In this earliest every cognac harvest since records began, one grower even superseded the BNIC recommendations.
Fabien Godard, a grower in Petite Champagne, began his harvest on Friday, 2nd September. He said it was essential to begin, with the hot and humid weather sure to promote rot on the heavy clusters of grapes.
However, so far there have been few outbreaks of rot – thankfully – and acidity and alcoholic strength is looking as it should. The average yield is expected to be around 120 hectolitres per acre, but this is expected to vary widely, up to around 20 hectolitres, per area. The last BNIC control should be released today – Tuesday – and after that the harvest will begin in earnest.

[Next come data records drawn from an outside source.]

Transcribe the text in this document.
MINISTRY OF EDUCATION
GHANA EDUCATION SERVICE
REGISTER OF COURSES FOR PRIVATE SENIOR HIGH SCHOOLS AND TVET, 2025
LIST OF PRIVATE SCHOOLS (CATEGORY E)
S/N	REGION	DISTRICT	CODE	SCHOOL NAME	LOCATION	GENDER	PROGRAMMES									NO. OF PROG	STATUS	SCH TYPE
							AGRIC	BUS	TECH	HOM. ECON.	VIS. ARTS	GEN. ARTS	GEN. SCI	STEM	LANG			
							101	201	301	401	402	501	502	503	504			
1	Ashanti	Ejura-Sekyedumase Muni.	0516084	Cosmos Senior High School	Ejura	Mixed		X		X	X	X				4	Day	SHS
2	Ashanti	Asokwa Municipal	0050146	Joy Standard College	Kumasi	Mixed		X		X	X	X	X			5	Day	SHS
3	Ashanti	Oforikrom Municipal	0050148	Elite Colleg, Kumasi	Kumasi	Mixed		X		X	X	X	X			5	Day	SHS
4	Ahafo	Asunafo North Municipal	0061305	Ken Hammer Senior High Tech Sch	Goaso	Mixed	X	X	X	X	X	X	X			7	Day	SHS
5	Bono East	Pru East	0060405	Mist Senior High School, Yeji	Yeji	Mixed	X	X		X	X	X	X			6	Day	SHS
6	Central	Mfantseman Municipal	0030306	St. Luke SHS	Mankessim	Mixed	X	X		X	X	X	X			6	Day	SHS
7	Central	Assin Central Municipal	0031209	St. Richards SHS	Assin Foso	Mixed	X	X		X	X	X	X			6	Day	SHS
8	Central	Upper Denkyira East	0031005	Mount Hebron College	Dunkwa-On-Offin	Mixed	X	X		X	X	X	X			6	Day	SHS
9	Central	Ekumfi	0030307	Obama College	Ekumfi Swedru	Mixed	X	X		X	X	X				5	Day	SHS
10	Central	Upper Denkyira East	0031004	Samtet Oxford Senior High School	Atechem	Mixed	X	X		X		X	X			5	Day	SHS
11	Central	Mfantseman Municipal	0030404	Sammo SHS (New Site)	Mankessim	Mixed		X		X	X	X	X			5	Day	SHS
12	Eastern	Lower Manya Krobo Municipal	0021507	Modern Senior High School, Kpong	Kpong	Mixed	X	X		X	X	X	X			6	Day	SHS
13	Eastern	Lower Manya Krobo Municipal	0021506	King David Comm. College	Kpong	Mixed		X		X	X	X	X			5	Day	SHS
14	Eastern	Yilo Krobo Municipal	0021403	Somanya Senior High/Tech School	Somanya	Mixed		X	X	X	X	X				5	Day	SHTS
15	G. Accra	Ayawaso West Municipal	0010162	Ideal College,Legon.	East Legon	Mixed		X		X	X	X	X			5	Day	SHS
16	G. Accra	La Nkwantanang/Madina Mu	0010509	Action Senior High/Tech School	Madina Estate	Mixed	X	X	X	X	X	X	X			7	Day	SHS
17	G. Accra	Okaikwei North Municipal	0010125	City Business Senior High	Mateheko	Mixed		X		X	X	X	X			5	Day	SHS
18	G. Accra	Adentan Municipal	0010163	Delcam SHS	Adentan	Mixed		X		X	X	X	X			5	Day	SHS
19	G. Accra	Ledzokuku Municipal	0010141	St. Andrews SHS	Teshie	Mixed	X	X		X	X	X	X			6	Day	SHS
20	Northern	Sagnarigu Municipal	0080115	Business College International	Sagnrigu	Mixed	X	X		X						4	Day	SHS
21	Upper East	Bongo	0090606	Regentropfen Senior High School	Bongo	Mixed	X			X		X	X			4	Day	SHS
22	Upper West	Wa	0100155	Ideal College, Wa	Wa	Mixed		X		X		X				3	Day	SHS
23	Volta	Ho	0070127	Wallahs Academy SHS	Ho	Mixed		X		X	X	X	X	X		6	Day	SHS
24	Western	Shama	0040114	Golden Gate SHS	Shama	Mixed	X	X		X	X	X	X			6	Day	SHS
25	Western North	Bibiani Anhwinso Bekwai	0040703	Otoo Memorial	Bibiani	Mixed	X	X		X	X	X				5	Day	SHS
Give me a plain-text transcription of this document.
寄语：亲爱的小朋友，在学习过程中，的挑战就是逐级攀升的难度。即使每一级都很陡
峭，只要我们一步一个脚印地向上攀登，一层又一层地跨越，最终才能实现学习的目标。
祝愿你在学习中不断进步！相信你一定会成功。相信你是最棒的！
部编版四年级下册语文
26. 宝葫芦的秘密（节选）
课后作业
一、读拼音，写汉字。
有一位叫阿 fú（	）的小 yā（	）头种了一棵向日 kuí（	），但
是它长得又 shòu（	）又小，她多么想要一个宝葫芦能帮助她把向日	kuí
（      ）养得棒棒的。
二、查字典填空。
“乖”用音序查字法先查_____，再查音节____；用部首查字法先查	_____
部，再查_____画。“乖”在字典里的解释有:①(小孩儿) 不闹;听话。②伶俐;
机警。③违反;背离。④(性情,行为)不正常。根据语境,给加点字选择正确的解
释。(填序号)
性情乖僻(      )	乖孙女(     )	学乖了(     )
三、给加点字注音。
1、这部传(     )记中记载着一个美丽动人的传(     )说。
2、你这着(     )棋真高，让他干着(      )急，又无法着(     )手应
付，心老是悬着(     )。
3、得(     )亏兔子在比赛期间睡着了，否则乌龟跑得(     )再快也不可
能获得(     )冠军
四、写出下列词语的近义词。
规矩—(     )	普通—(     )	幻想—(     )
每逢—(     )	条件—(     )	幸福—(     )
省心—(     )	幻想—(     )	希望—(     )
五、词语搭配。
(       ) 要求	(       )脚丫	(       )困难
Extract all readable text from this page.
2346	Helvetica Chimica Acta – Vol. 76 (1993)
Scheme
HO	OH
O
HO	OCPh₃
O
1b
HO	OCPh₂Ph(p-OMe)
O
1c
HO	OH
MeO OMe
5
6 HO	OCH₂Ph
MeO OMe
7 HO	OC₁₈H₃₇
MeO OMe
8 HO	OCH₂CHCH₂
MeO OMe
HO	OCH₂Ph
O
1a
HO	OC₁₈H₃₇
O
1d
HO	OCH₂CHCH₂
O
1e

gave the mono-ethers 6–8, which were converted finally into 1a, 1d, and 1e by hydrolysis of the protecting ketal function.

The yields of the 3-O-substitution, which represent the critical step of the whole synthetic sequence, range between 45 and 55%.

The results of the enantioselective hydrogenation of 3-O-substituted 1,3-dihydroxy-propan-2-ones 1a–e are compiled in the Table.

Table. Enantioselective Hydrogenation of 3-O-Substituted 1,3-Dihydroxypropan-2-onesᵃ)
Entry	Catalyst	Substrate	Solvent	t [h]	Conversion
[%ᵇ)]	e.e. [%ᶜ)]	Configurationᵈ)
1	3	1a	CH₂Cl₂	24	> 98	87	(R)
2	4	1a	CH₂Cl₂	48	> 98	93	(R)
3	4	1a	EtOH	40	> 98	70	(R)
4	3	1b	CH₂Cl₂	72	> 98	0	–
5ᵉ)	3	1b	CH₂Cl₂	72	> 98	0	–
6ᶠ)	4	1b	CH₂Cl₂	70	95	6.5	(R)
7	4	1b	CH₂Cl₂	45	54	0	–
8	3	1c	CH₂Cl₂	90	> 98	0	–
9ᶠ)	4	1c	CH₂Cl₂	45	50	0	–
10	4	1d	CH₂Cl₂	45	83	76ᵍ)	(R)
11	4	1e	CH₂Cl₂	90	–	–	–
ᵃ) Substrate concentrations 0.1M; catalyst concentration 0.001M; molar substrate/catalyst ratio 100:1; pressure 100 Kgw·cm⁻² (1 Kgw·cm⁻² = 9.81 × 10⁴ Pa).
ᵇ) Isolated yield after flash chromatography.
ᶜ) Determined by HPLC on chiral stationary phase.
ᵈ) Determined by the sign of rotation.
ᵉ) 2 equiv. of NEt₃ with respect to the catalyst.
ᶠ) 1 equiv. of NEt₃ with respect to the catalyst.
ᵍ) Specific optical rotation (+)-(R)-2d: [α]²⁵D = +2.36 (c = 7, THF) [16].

But the early harvest is not the only oddity for this year. 2011 is the first year that a new administrative framework has regulated production – plot allocation. This means that in the spring, each grower had to state exactly what his yield would be used for. For example cognac, pineau, wine, grape juice etc.
On Monday the 5th the BNIC sent out a press release compiling all these figures. In the cognac region, out of a total of 77,751 hectares – 72,107 will be used solely for the production of cognac. 1.5 per cent has been reserved for Pineau, 2.2 per cent for local wines and the remaining 3.6 per cent for grape must, juice and sparkling wine base.